In an interview with Sydsvenska Dagbladet, Bodström said that discussions were underway about how Sweden could take in more of those convicted of war crimes at the international war crimes tribunal in The Hague.
One high-profile war criminal already serving a sentence in Sweden is Biljana Plavsic, the former Bosnian-Serb president. Plavsic was sentenced to eleven years imprisonment by the court, and chose to come to Sweden to serve her time.
The war crimes tribunal has indicted 120 people, of which 37 have so far been convicted.
Bodström said that Sweden had a duty to take in more prisoners.
“The system fails if countries such as Sweden, which has pressed hard to create an international court, don’t take in convicted war criminals.”

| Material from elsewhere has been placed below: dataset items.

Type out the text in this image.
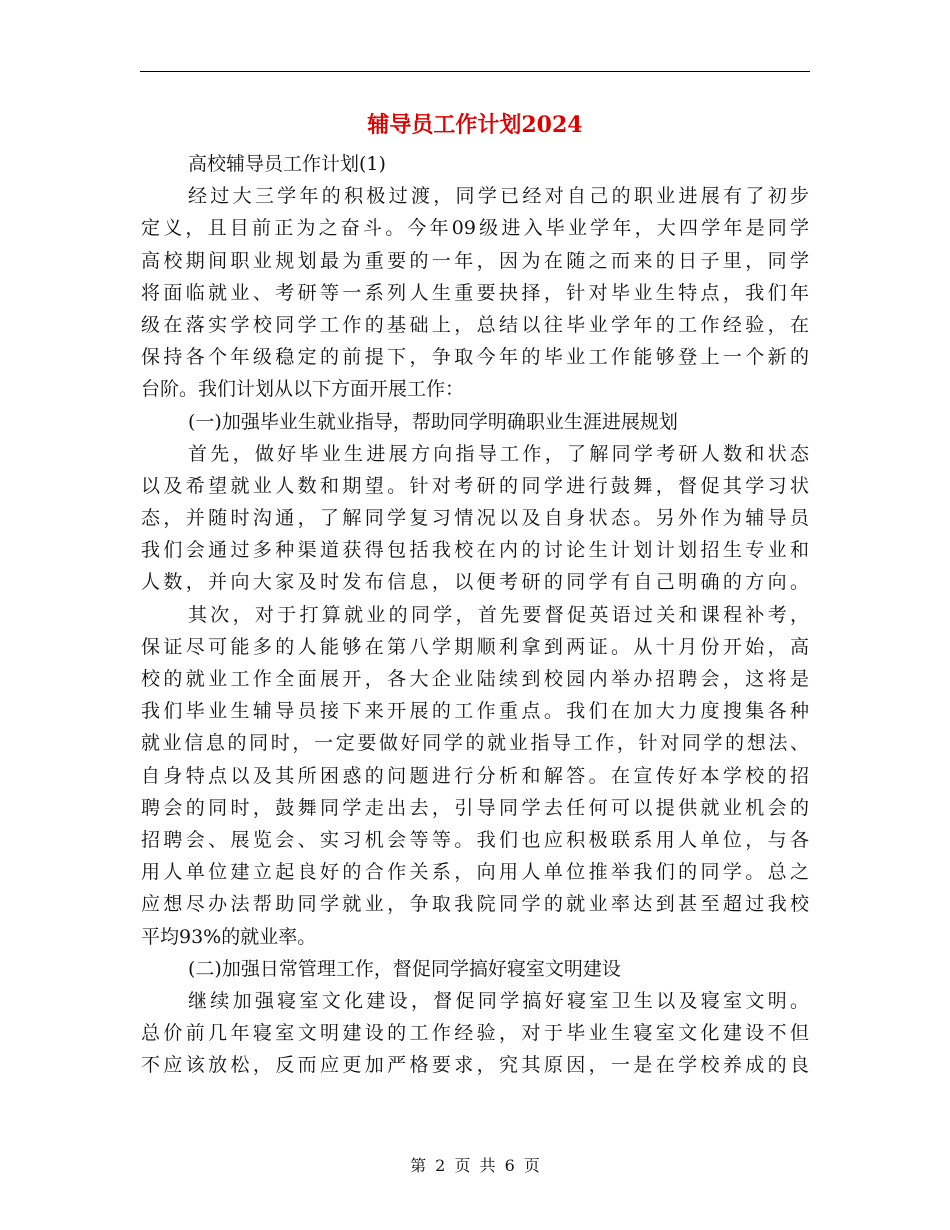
辅导员工作计划2024
高校辅导员工作计划(1)
经过大三学年的积极过渡，同学已经对自己的职业进展有了初步
定义，且目前正为之奋斗。今年09级进入毕业学年，大四学年是同学
高校期间职业规划最为重要的一年，因为在随之而来的日子里，同学
将面临就业、考研等一系列人生重要抉择，针对毕业生特点，我们年
级在落实学校同学工作的基础上，总结以往毕业学年的工作经验，在
保持各个年级稳定的前提下，争取今年的毕业工作能够登上一个新的
台阶。我们计划从以下方面开展工作：
(一)加强毕业生就业指导，帮助同学明确职业生涯进展规划
首先，做好毕业生进展方向指导工作，了解同学考研人数和状态
以及希望就业人数和期望。针对考研的同学进行鼓舞，督促其学习状
态，并随时沟通，了解同学复习情况以及自身状态。另外作为辅导员
我们会通过多种渠道获得包括我校在内的讨论生计划计划招生专业和
人数，并向大家及时发布信息，以便考研的同学有自己明确的方向。
其次，对于打算就业的同学，首先要督促英语过关和课程补考，
保证尽可能多的人能够在第八学期顺利拿到两证。从十月份开始，高
校的就业工作全面展开，各大企业陆续到校园内举办招聘会，这将是
我们毕业生辅导员接下来开展的工作重点。我们在加大力度搜集各种
就业信息的同时，一定要做好同学的就业指导工作，针对同学的想法、
自身特点以及其所困惑的问题进行分析和解答。在宣传好本学校的招
聘会的同时，鼓舞同学走出去，引导同学去任何可以提供就业机会的
招聘会、展览会、实习机会等等。我们也应积极联系用人单位，与各
用人单位建立起良好的合作关系，向用人单位推举我们的同学。总之
应想尽办法帮助同学就业，争取我院同学的就业率达到甚至超过我校
平均93%的就业率。
(二)加强日常管理工作，督促同学搞好寝室文明建设
继续加强寝室文化建设，督促同学搞好寝室卫生以及寝室文明。
总价前几年寝室文明建设的工作经验，对于毕业生寝室文化建设不但
不应该放松，反而应更加严格要求，究其原因，一是在学校养成的良
第 2 页 共 6 页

The former Iraqi president, Saddam Hussein, has also reportedly expressed an interest in serving his sentence in Sweden. Saddam favoured Sweden because it was just and subject to the rule of law, reports Dagens Nyheter.
But Bodström said that Sweden “is not the right country” to take in such a person. He argued that a larger country that could better guarantee security would be preferable.
The decision of the Iraqi government to try the former president in Baghdad rather than allow him to be tried in the Hague now makes it unlikely that the Swedish government will need to make a formal decision on whether to accept him into a Swedish jail.